Trilha citada/indicada: Boy – Yellow (Coldplay Cover)

— Look at the staaars, look how they shiiiiine foooor you, and everythiiiing you do… Yeah, they were all yellow. I came alooong, I wrote a sooong fooor you. And all the things you do, and it was called Yellow... So then I tooooook myyy turn, oh, what a thing I've done, and it was all yellow… Your skiiiin, oh, yeah, your skin and bones, turn iiiinto something beautiful, do you knoooow… You know I love you so? You know I love you so?

— Eu sei, mana, eu sei.

A voz fraca de Murilo se faz presente à música baixa e eu, que estava perdida em pensamentos, nem tinha percebido que ele já não estava dormindo. Seu corpo estirado à cama permanecia inerte e um tanto distante, já que eu não via seu rosto. Ao seu lado, enquanto lhe ofertava um bom cafuné, fui pega de surpresa mais uma vez neste dia. Queria poder lhe dar algum espaço mais, porém, nada em mim fazia disso uma possibilidade. Ora e outra ainda me sentia fora da realidade, por isso precisava ficar o mais perto possível.

— Pode voltar a dormir, maninho. Ainda tá cedo. Descanse mais.

— Eu não sei se consigo.

Quieto e de costas para mim, espio a expressão vazia e cansada dele.

— Você voltou pra casa. Acabou.

— Eu sei que você tem perguntas, Lena. E eu quero responder tudo. Eu só...

— Eu entendo. Juro. Você conta quando achar que consegue falar sobre isso. Não vou te exigir nada, maninho. Só você aqui comigo. Eu também quero voltar pra casa. E, Deus, é a coisa que mais quero nesse mundo! O meu colchão de volta, o meu teto de volta. Você de volta.

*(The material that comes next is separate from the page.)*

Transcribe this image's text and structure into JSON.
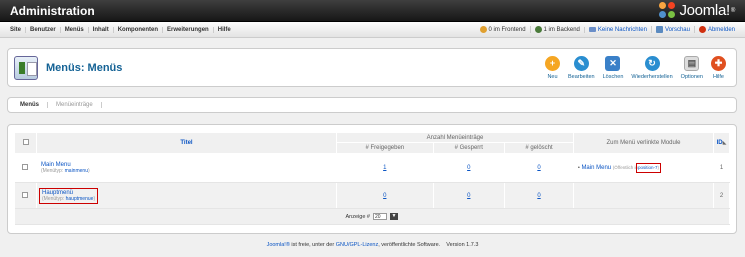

— E se eu não for mais o mesmo?

— Ninguém é mais o mesmo aqui, Mu. Ninguém.

— E se eu não conseg...?

Me movo na cama para descer e rodear para chegar ao outro lado. Ao sentar próxima a seu rosto, que vejo finalmente como meu mano está, que me parte o coração vê-lo quebrado assim, quero que todo o meu amor seja suficiente para ele. Toco-o levemente na bochecha e faço meu papel:

— Você já fez a parte difícil, precisa deixar isso ir. E eu tô aqui pro que você precisar. Cafuné, sorvete, abraços, declarações. Meu Deus, Murilo, lavo até banheiros por ti.

Isso na linguagem Lins significava muito. Em outros tempos, isso teria lhe arrancado sorrisos bobos e orgulhosos, mas o riso não chega. Ele só me olha, embora pareça perdido. Por isso torno a falar:

— Tome o tempo que quiser, mano. Anos se for o que você precisa. Minhas perguntas não são nada comparadas a minha vontade de só te abraçar e não largar mais. E lembra do nosso acordo? Milena não desiste de Murilo, Murilo não desiste de Milena; Você está condenado a mim, maninho.

— Eu nunca estaria condenado a você. Você é meu ouro.

Tento brincar para descontrair:

— Ouro de troca?

— Ouro da vida. Sinto que ainda tenho muito pra digerir, mas com você me dizendo essas coisas... me tira um peso. Obrigado por isso.

— Sempre que precisar, mano.

Me inclino e beijo a face dessa pessoinha que tanto precisa de amor neste momento. Logo ele se move e abre mais espaço, dando a entender que me dava espaço para que eu também deitasse. Acho que ele precisava de minha presença, tal qual eu precisava me manter perto, para então dormir sossegado. E só assim ele parece amainar e dormir, me levando junto ao campo dos sonhos.